Langsung ke konten utama

Kampusku Angker

Aku berjalan melewati koridor besar yang menghubungkan gedung lama dan gedung baru kampusku. Kampusku adalah kampus tua. Kata orang kampusku angker. Banyak yang telah membuktikannya. Salah satu penjaga kampus, Pak Joko pernah berkata bahwa di koridor ini sering terdengar tangisan wanita. Tidak main-main, setiap Kamis malam di atas pukul 12, suara itu kerap muncul. Mengganggu siapa saja yang lewat. Dan kini aku berada di sini. Kulihat jam tanganku. Waktu menunjuk 11.30 malam. Untung saja hari ini Hari Selasa.



Walaupun begitu, aku tetap merasa takut. Panjang koridor yang tidak seberapa seharusnya membuatku dapat mencapai gedung baru dengan cepat. Namun, suasana malam ini terasa lambat. Tidak ada angin yang berhembus. Semak-semak dan dedaunan dari pohon yang ditanam di taman kanan kiriku tak bergerak.
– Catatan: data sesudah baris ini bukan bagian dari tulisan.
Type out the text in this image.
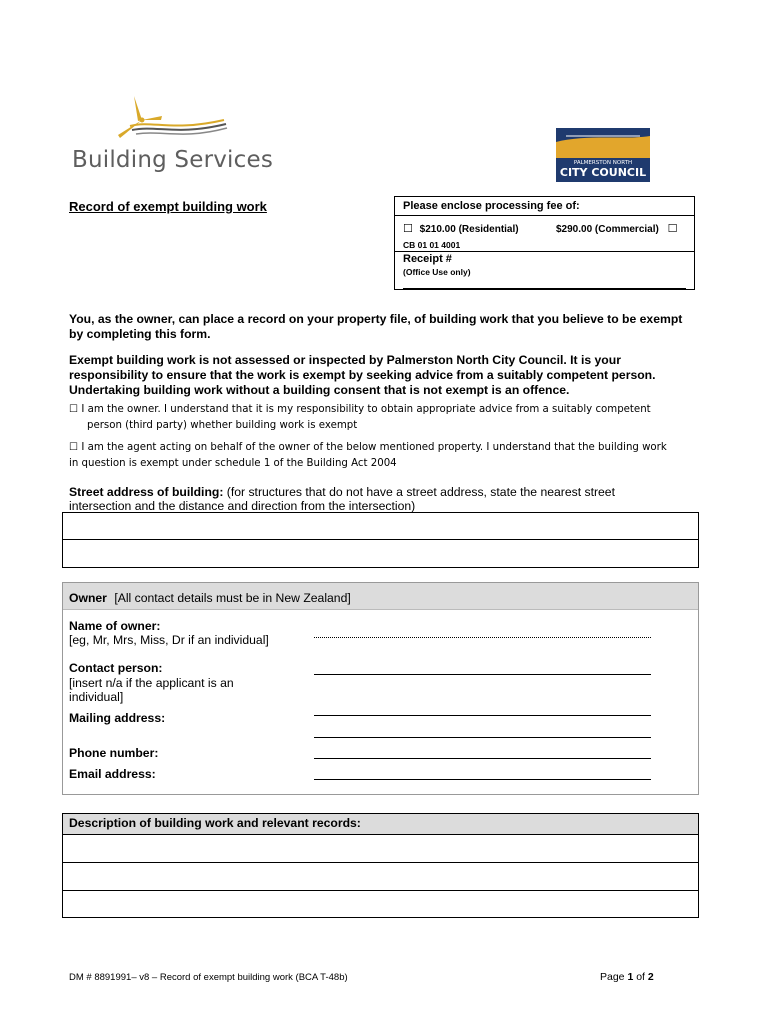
Building Services	PALMERSTON NORTH
CITY COUNCIL
Record of exempt building work	Please enclose processing fee of:
☐ $210.00 (Residential)	$290.00 (Commercial) ☐
CB 01 01 4001
Receipt #
(Office Use only)
You, as the owner, can place a record on your property file, of building work that you believe to be exempt by completing this form.
Exempt building work is not assessed or inspected by Palmerston North City Council. It is your
responsibility to ensure that the work is exempt by seeking advice from a suitably competent person.
Undertaking building work without a building consent that is not exempt is an offence.
☐ I am the owner. I understand that it is my responsibility to obtain appropriate advice from a suitably competent
person (third party) whether building work is exempt
☐ I am the agent acting on behalf of the owner of the below mentioned property. I understand that the building work
in question is exempt under schedule 1 of the Building Act 2004
Street address of building: (for structures that do not have a street address, state the nearest street
intersection and the distance and direction from the intersection)
Owner [All contact details must be in New Zealand]
Name of owner:
[eg, Mr, Mrs, Miss, Dr if an individual]
Contact person:
[insert n/a if the applicant is an
individual]
Mailing address:
Phone number:
Email address:
Description of building work and relevant records:
DM # 8891991– v8 – Record of exempt building work (BCA T-48b)	Page 1 of 2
Membisu, seperti sedang membiarkanku berlalu melewati koridor yang sepi.




Tidak ada yang tahu, dan mungkin saja karena terlalu takut memastikan, siapa atau apa yang ada di balik semak-semak itu. Aku tidak berani membayangkan. Semakin memikirkan hal yang aneh, semakin cepat aku melangkah. Aku harus segera mencapai gedung baru. Masuk ke ruangan yang lebih terang daripada koridor ini. Lampu-lampu yang dibiarkan sedikit redup, kadang tiba-tiba mati, beberapa detik kemudian menyala, seperti menambah kesan menyeramkan.



Aku memasuki ruangan lobi gedung baru dengan perasaan lega. Meski tidak ada orang di sini, kebijakan kampus untuk tetap menyalakan lampu ruang-ruang besar pada malam hari sangat membantu. Malam ini aku harus mengambil buku catatan yang tertinggal di dalam kelas. Kelas terakhir mata kuliah matematika. Kebodohanku karena tertidur sejak sore dan meninggalkan buku yang berisi soal dari Pak Kumis, julukan dosen paling garang (karena kumis tebalnya) semester ini. Besok pagi buku itu harus dikumpulkan di meja dosen yang tidak segan memberi nilai E jika telat mengumpulkan. Lebih baik salah daripada tidak mengerjakan atau terlambat.



Ketakutan mendapat nilai E yang membuatku berani mengambil buku itu malam ini. Walaupun Pak Joko sempat tak mengizinkan, namun dengan sedikit lobbying yang kupelajari dari kakak kelas, beliau mengalah. Cepat ambil dan langsung balik, pesan beliau.



Ruang kelas yang aku tuju berada di lantai 3 gedung ini, sehingga aku harus menaiki tangga untuk mencapainya. Tangga yang menghubungkan tiap lantai tidak kalah menyeramkan. Tangga yang berbentuk kotak dengan dinding warna putih dan anak tangga yang tidak terlalu tinggi kulewati dengan hati-hati. Aku takut terjatuh karena penerangannya kurang, sama seperti koridor tadi.



Lantai 2 terlewati. Tidak ada hal ganjil yang kutemui. Tentu saja aku tidak berharap menemui sesuatu yang membuat bulu kuduk merinding. Kampusku terkenal angker namun kondisinya sekarang tidak ada bedanya seperti pada siang hari.



Ketika melangkah pada anak tangga terakhir, aku sampai. Ruang kelas di mana buku catatanku tertinggal berada di ujung sebelah kanan. Harus melewati 5 ruang kelas untuk mencapainya. Sasaranku ruang AA-306. Aku berharap bahwa kelas tersebut tidak dikunci seperti biasanya. Kelas-kelas di lantai 3 ini memang didesain untuk mata kuliah yang tidak membutuhkan proyektor, hanya berisi papan tulis yang masih menggunakan kapur untuk menulis. Maka tak perlu pengamanan khusus.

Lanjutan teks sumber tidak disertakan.